Just a few short months after my brother passed it was opening night at my new restaurant. People were excited to be in this new beautiful space in the center of their city. There was a contagious buzz in the air. This is when my heart broke. It was a  necklace that I got the day that I said goodbye to Blake. He would be cremated with the center of the heart and the outline would hang around my neck. That night I tucked it into my shirt but it got caught on something behind the bar and broke in half. I realized in that moment that this wouldn’t be the last time that I would want to break down in the middle of my shift. Here I was in the midst of this exciting night and there were smiling, expectant faces surrounding me. I had to decide to feel the pain and find a way to stay present. It wasn't easy then or a number of times after that. 

Something that surprised me about how this particular pain shaped my work was how little changed on the surface but how much transformed in me. I lost my brother to suicide which left us with so many unanswered questions and deeply conflicting emotions. It led me to consider a complete career change to engage with people affected by the heartache of depression and suicide. But as I prayed and considered, I was reminded of how connected the human experience is. How every guest that would sit at my bar would be joined by their wounds and their need to be known and loved. I remembered how badly we need a space to be together, for relationship and good food and drink to be enjoyed. I thought about what a gift it was to create a new, beautiful drink customized for the person sitting across from me. About how restaurant staff become like family and need a genuine listening ear and caring presence. I reflected on how much Blake’s smile brought joy to those around him and how mine could do the same.
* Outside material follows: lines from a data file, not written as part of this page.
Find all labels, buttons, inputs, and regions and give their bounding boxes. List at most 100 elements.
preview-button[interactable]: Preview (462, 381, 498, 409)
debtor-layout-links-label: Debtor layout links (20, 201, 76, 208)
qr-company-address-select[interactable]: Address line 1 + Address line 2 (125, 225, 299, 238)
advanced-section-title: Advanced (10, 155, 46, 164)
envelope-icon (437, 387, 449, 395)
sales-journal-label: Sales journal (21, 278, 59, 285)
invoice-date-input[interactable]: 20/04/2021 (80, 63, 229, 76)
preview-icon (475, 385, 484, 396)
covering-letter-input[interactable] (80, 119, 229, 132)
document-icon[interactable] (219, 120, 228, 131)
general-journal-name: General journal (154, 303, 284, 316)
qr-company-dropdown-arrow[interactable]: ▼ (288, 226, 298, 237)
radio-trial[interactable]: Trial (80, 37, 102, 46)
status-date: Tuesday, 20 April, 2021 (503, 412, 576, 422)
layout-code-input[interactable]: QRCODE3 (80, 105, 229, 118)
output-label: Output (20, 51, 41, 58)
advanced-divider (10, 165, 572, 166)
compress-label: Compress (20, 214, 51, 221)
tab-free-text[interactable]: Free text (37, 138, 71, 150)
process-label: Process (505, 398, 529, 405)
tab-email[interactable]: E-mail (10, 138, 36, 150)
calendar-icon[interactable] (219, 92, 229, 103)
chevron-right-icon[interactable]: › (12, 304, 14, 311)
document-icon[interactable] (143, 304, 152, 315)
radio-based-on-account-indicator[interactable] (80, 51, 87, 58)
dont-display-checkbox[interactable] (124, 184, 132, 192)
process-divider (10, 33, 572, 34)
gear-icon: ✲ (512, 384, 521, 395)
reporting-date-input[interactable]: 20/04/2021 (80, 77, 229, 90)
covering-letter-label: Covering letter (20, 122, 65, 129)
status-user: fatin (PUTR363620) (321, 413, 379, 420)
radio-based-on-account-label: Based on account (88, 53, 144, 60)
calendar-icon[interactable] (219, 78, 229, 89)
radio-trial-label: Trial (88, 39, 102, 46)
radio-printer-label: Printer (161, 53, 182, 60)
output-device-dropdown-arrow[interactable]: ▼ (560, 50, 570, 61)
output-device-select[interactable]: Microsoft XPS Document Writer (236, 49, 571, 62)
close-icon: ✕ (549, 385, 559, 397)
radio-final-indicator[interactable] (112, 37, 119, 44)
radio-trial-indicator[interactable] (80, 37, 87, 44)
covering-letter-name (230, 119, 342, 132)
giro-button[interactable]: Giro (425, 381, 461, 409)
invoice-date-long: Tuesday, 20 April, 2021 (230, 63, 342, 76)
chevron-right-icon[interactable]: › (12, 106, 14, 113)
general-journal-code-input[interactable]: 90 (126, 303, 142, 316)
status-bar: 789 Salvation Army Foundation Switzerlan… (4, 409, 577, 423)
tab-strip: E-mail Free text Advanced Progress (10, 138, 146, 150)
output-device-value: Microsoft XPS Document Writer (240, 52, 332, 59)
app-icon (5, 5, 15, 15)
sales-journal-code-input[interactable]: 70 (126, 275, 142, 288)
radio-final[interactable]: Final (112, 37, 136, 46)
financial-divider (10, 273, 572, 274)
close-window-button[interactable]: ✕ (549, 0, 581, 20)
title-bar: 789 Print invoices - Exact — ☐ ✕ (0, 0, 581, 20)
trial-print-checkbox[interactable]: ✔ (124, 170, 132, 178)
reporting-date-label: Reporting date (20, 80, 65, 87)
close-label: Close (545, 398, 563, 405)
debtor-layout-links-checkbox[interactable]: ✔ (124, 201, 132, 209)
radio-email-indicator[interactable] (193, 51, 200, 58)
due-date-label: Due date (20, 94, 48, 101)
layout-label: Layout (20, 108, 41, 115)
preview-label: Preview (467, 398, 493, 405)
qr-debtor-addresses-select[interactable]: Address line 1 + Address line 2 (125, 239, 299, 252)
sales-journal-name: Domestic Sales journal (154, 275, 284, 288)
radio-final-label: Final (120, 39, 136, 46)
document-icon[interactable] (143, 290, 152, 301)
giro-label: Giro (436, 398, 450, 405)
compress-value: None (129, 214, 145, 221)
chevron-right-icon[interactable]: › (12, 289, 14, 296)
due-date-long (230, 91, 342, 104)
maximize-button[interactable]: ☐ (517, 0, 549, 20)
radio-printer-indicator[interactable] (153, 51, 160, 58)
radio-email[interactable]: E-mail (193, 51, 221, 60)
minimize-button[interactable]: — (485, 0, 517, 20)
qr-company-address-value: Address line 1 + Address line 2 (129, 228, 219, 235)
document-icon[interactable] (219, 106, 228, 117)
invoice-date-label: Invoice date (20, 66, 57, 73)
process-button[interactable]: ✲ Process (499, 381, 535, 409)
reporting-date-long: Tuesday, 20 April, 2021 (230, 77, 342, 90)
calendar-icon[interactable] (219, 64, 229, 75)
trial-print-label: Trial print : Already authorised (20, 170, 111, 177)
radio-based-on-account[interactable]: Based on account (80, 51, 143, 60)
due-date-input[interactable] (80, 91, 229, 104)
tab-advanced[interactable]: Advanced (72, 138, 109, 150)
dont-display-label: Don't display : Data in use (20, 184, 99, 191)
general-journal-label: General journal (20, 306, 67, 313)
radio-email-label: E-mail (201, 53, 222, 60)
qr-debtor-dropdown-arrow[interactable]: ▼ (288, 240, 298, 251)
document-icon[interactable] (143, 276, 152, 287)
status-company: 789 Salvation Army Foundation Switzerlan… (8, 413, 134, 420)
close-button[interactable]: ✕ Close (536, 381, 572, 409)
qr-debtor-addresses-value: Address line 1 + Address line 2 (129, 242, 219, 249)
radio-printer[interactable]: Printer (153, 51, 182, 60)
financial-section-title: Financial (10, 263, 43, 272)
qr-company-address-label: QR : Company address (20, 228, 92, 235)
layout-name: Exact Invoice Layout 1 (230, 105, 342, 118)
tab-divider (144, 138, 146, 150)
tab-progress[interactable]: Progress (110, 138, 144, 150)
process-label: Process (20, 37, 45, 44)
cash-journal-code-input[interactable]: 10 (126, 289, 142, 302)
I was convinced of how much we all needed greater compassion and understanding, to give and receive grace freely.

And then there were words

And then there was my writing. I struggled to write in the way I had been. My ideas and feelings were so mixed up, I didn’t know what was worth saying or what was even true. But in the early months the ink in my journal bled with honesty, forming some of the rawest words I’d ever write. Blake was always one of my biggest inspirations for writing. His experience of the world made me sensitive to things I would have never had eyes to see otherwise. His love for lyrics and poetry in music made me think of the possibility in words. And he faithfully read everything I shared. That’s what gave me the strength to write and share a poem at his memorial. That will always be the most precious thing I’ve put on paper.

I think the biggest way my pain has shaped my writing is by drawing me out from behind ideas and contemplations into the real stuff of life. Into the intersection of joy and pain, loss and new life, healing and heartache. This is where most of us live at any given time. If we find ourselves travelling on only one of these roads, we probably have closed our eyes to the other. Pain can blind us from the beauty of the rising sun and running from hurt can disconnect us from the world and our own hearts.

I could go on about specific ways that losing Blake has shaped my work. There have been many moments where I wanted to run from a particular opportunity because it hit way to close to home. It was in those times that I allowed myself to feel the pain and press in, knowing that healing would come by walking through it rather than shrinking back. My hope in sharing a little sliver of my story is to encourage you in your own. It takes courage to enter into different aspects of your work with a broken heart. It would be much easier to fuse together those pieces prematurely and forge on ahead. But there is something incredibly powerful in entering in from a place of brokenness and allowing that to inform the way you work and love.